Seasonal Challenges:
Pray to a god - Completed
Participate in a race - Completed
Buy something new and exciting - Completed
Throw an event (hunt) - Completed

Name: Belhatir
XP Award:
  • Gambling +1
  • Hunting +2
  • Observation +2
  • Riding +1
  • Running +1
  • Unarmed Combat +1
  • Weapon: Throwing Axe +1
Lore:
  • Blind luck can sometimes bring success
  • Deer feces, good for a hunt, not good for pants
  • Dreamer: uninterested in the furits of a hunt
  • Fighting isn't funny, and sometimes you lose a tooth
  • Hunting: animal feces is a valuable tool
  • Lhex: doesn't ask for your dinner
  • Lost in the heat of the moment
  • Running to avoid a debt
  • Unintended consequence of throwing a weapon; it might get stuck
Notes: Take care not to overplay your weapon skill, you are only at novice level, here you did mention blind luck, and the animal was wounded so perhaps not as agile as an unharmed one, but all the same look out in future threads for over playing. Also, you have your weapon skills listed as "throwing axes" and I'm not sure if that means you have more than one that you use (say like throwing knives), or if you consider it dual wielding. If it is the former, you're in the clear. The latter requires its own skill and must be attained after you are competent in the weapon skill of choice. You must deduct the cost of living from your ledger. Spring has ended, and so the living expense must be subtracted from your wealth. I have posted this grade for you today, I can not post another grade for you until your ledger has been updated, so please do that soon!

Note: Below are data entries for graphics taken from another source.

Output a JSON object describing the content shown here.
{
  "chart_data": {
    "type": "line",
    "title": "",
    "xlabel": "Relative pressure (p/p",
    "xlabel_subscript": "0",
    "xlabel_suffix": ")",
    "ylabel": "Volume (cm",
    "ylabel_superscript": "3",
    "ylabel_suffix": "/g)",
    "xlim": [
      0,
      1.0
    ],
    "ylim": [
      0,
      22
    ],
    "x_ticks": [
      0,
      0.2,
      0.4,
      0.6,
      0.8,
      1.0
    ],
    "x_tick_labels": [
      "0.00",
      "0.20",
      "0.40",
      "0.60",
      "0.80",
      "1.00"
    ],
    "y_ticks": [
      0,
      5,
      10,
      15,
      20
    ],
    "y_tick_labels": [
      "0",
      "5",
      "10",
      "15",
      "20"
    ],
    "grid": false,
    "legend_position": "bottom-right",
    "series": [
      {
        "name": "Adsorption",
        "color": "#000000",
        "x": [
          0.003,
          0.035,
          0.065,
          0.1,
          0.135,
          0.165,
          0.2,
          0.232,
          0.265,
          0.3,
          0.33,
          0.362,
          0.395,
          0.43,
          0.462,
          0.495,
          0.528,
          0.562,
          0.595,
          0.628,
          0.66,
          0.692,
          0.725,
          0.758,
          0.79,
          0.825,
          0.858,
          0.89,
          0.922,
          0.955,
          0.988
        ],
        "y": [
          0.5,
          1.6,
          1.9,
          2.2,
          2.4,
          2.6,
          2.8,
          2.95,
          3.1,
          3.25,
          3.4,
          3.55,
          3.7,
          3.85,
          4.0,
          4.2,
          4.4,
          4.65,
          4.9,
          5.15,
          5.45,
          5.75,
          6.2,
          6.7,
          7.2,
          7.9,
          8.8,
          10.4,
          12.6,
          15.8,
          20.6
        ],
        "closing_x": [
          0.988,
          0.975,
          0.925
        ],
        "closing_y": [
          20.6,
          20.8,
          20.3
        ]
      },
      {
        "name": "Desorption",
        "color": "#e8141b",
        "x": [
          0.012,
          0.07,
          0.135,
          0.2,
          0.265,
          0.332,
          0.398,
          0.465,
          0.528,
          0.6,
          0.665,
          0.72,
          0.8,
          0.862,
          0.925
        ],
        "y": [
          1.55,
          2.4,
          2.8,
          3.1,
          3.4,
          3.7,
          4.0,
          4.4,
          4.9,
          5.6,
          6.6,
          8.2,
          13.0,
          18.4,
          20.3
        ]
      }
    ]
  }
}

Penalties: Belhatir will be bruised and sore from his fight, the pain will worsen over the next day, and begin to fade in the next three to five days. Bruises on his face and body will form and disappear over the next two to ten days. Belhatir lost a tooth in his fight, it will not grow back, but should not cause any complications beyond the resulting pain.

Rewards: Belhatir returns home victorious! He arrives with a yearling buck with a pelt nearly intact. The buck weighs 110 lbs, and can be processed at The Spit Fire. You can receive 110 GM for the meat, or take it home to be butchered and eaten by Belhatir's family. 2 GM and 2 SM can be paid to preserve the hide for Belhatir to keep, or it may be sold for 2 GM.
If you butcher the deer yourself, you will receive 75 pounds of meat, and the hide will be left as little more than scraps of fur.

Seasonal Challenges:
Participate in a Race - Completed

Notes to you both: I tried to make sure there were lores for everything I found, and hopefully I didn't miss any skills or specific lores you were looking for. If I did, shoot me a PM I am happy to discuss corrections. Dravite, as you noticed, somethings get over looked, so no worries about being a bother if you have questions or concerns! Another thing, I believe if you want the medal for the seasonal challenges, you must PM the Storyteller of the city, for us that means Gossamer. If I were you, I would wait until you have the required number of events, and then in your PM link to the specific posts where they happened, as well as the grade posts where I have confirmed that I saw the goal to be completed.